2021-08-12 Thread Justin Pryzby
On Thu, Aug 12, 2021 at 09:38:45AM -0400, Matt Dupree wrote:
> > The rowcount estimate for the time column is bad for all these plans - do 
> > you
> > know why ?  You're using inheritence - have you analyzed the parent tables 
> > recently ?
> 
> Yes. I used ANALYZE before posting, as it's one of the "things to try"
> listed in the slow queries wiki. I even ran the queries immediately after
> analyzing. No difference. Can you say more about why the bad row estimate
> would cause Postgres to use the bigger index? I would expect Postgres to
> use the smaller index if it's over-estimating how many rows will be
> returned.

The overestimate is in the table's "time" column (not index) and applies to all
the plans.  Is either half of the AND estimated correctly?  If you do a query
with only ">=", and a query with only "<=", do either of them give an accurate
rowcount estimate ?

|Index Scan using other_events_1004175222_pim_evdef_67951aef14bc_idx on 
public.other_events_1004175222 (cost=0.28..1,648,877.92 rows=1,858,891 
width=32) (actual time=1.008..15.245 rows=23 loops=1) 
|Index Cond: ((other_events_1004175222."time" >= '162477720'::bigint) AND 
(other_events_1004175222."time" <= '162736920'::bigint))

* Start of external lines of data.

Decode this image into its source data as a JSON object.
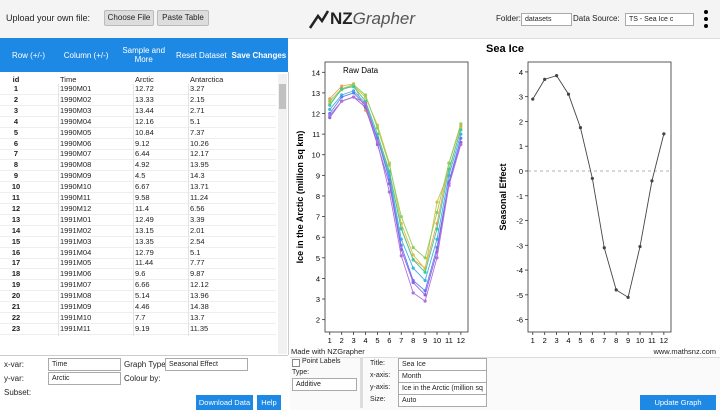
{
  "header": {
    "upload_label": "Upload your own file:",
    "buttons": [
      "Choose File",
      "Paste Table"
    ],
    "logo": [
      "NZ",
      "Grapher"
    ],
    "folder_label": "Folder:",
    "folder_value": "datasets",
    "source_label": "Data Source:",
    "source_value": "TS - Sea Ice c"
  },
  "toolbar": [
    "Row (+/-)",
    "Column (+/-)",
    "Sample and More",
    "Reset Dataset",
    "Save Changes"
  ],
  "table": {
    "columns": [
      "id",
      "Time",
      "Arctic",
      "Antarctica"
    ],
    "rows": [
      [
        "1",
        "1990M01",
        "12.72",
        "3.27"
      ],
      [
        "2",
        "1990M02",
        "13.33",
        "2.15"
      ],
      [
        "3",
        "1990M03",
        "13.44",
        "2.71"
      ],
      [
        "4",
        "1990M04",
        "12.16",
        "5.1"
      ],
      [
        "5",
        "1990M05",
        "10.84",
        "7.37"
      ],
      [
        "6",
        "1990M06",
        "9.12",
        "10.26"
      ],
      [
        "7",
        "1990M07",
        "6.44",
        "12.17"
      ],
      [
        "8",
        "1990M08",
        "4.92",
        "13.95"
      ],
      [
        "9",
        "1990M09",
        "4.5",
        "14.3"
      ],
      [
        "10",
        "1990M10",
        "6.67",
        "13.71"
      ],
      [
        "11",
        "1990M11",
        "9.58",
        "11.24"
      ],
      [
        "12",
        "1990M12",
        "11.4",
        "6.56"
      ],
      [
        "13",
        "1991M01",
        "12.49",
        "3.39"
      ],
      [
        "14",
        "1991M02",
        "13.15",
        "2.01"
      ],
      [
        "15",
        "1991M03",
        "13.35",
        "2.54"
      ],
      [
        "16",
        "1991M04",
        "12.79",
        "5.1"
      ],
      [
        "17",
        "1991M05",
        "11.44",
        "7.77"
      ],
      [
        "18",
        "1991M06",
        "9.6",
        "9.87"
      ],
      [
        "19",
        "1991M07",
        "6.66",
        "12.12"
      ],
      [
        "20",
        "1991M08",
        "5.14",
        "13.96"
      ],
      [
        "21",
        "1991M09",
        "4.46",
        "14.38"
      ],
      [
        "22",
        "1991M10",
        "7.7",
        "13.7"
      ],
      [
        "23",
        "1991M11",
        "9.19",
        "11.35"
      ]
    ]
  },
  "controls": {
    "xvar_label": "x-var:",
    "xvar": "Time",
    "graph_type_label": "Graph Type:",
    "graph_type": "Seasonal Effect",
    "yvar_label": "y-var:",
    "yvar": "Arctic",
    "colour_label": "Colour by:",
    "subset_label": "Subset:",
    "download": "Download Data",
    "help": "Help",
    "point_labels": "Point Labels",
    "type_label": "Type:",
    "type": "Additive",
    "title_label": "Title:",
    "title": "Sea Ice",
    "xaxis_label": "x-axis:",
    "xaxis": "Month",
    "yaxis_label": "y-axis:",
    "yaxis": "Ice in the Arctic (million sq",
    "size_label": "Size:",
    "size": "Auto",
    "update": "Update Graph"
  },
  "graph": {
    "title": "Sea Ice",
    "credit": "Made with NZGrapher",
    "website": "www.mathsnz.com"
  },
  "chart_data": [
    {
      "type": "line",
      "annotation": "Raw Data",
      "xlabel": "Month",
      "ylabel": "Ice in the Arctic (million sq km)",
      "x": [
        1,
        2,
        3,
        4,
        5,
        6,
        7,
        8,
        9,
        10,
        11,
        12
      ],
      "xlim": [
        0.6,
        12.6
      ],
      "xticks": [
        1,
        2,
        3,
        4,
        5,
        6,
        7,
        8,
        9,
        10,
        11,
        12
      ],
      "ylim": [
        1.4,
        14.5
      ],
      "yticks": [
        2,
        3,
        4,
        5,
        6,
        7,
        8,
        9,
        10,
        11,
        12,
        13,
        14
      ],
      "series": [
        {
          "color": "#f0a050",
          "values": [
            12.72,
            13.33,
            13.44,
            12.16,
            10.84,
            9.12,
            6.44,
            4.92,
            4.5,
            6.67,
            9.58,
            11.4
          ]
        },
        {
          "color": "#d8c040",
          "values": [
            12.49,
            13.15,
            13.35,
            12.79,
            11.44,
            9.6,
            6.66,
            5.14,
            4.46,
            7.7,
            9.19,
            11.3
          ]
        },
        {
          "color": "#8cd060",
          "values": [
            12.6,
            13.2,
            13.4,
            12.9,
            11.3,
            9.5,
            7.0,
            5.5,
            5.0,
            7.2,
            9.6,
            11.5
          ]
        },
        {
          "color": "#40c8a0",
          "values": [
            12.4,
            13.2,
            13.3,
            12.6,
            11.0,
            9.2,
            6.4,
            4.9,
            4.3,
            6.4,
            9.3,
            11.2
          ]
        },
        {
          "color": "#40b0e0",
          "values": [
            12.2,
            12.9,
            13.1,
            12.5,
            10.8,
            9.0,
            5.9,
            4.5,
            3.9,
            5.9,
            9.0,
            11.0
          ]
        },
        {
          "color": "#6080f0",
          "values": [
            12.0,
            12.8,
            13.0,
            12.4,
            10.8,
            8.8,
            5.6,
            3.9,
            3.4,
            5.5,
            8.7,
            10.8
          ]
        },
        {
          "color": "#9060e0",
          "values": [
            11.8,
            12.6,
            12.8,
            12.3,
            10.5,
            8.6,
            5.4,
            3.8,
            3.2,
            5.3,
            8.6,
            10.6
          ]
        },
        {
          "color": "#b070e0",
          "values": [
            11.9,
            12.6,
            12.8,
            12.5,
            10.6,
            8.2,
            5.1,
            3.3,
            2.9,
            5.0,
            8.5,
            10.5
          ]
        }
      ]
    },
    {
      "type": "line",
      "xlabel": "Month",
      "ylabel": "Seasonal Effect",
      "x": [
        1,
        2,
        3,
        4,
        5,
        6,
        7,
        8,
        9,
        10,
        11,
        12
      ],
      "xlim": [
        0.6,
        12.6
      ],
      "xticks": [
        1,
        2,
        3,
        4,
        5,
        6,
        7,
        8,
        9,
        10,
        11,
        12
      ],
      "ylim": [
        -6.5,
        4.4
      ],
      "yticks": [
        -6,
        -5,
        -4,
        -3,
        -2,
        -1,
        0,
        1,
        2,
        3,
        4
      ],
      "series": [
        {
          "color": "#444444",
          "values": [
            2.9,
            3.7,
            3.85,
            3.1,
            1.75,
            -0.3,
            -3.1,
            -4.8,
            -5.1,
            -3.05,
            -0.4,
            1.5
          ]
        }
      ]
    }
  ]
}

It seems like postgres expects the scan to return a large number of matching
rows, so tries to use the more selective index which includes the "type"
column.  But "type" is not very selective either (it has only 4 distinct
values), and "time" is not the first column, so it reads a large fraction of
the table, slowly.

Could you check pg_stat_all_tables and be sure the last_analyzed is recent for
both parent and child tables ?

Could you send the histogram bounds for "time" ?
SELECT tablename, attname, inherited, array_length(histogram_bounds,1), 
(histogram_bounds::text::text[])[1], 
(histogram_bounds::text::text[])[array_length(histogram_bounds,1)]
FROM pg_stats ... ;

-- 
Justin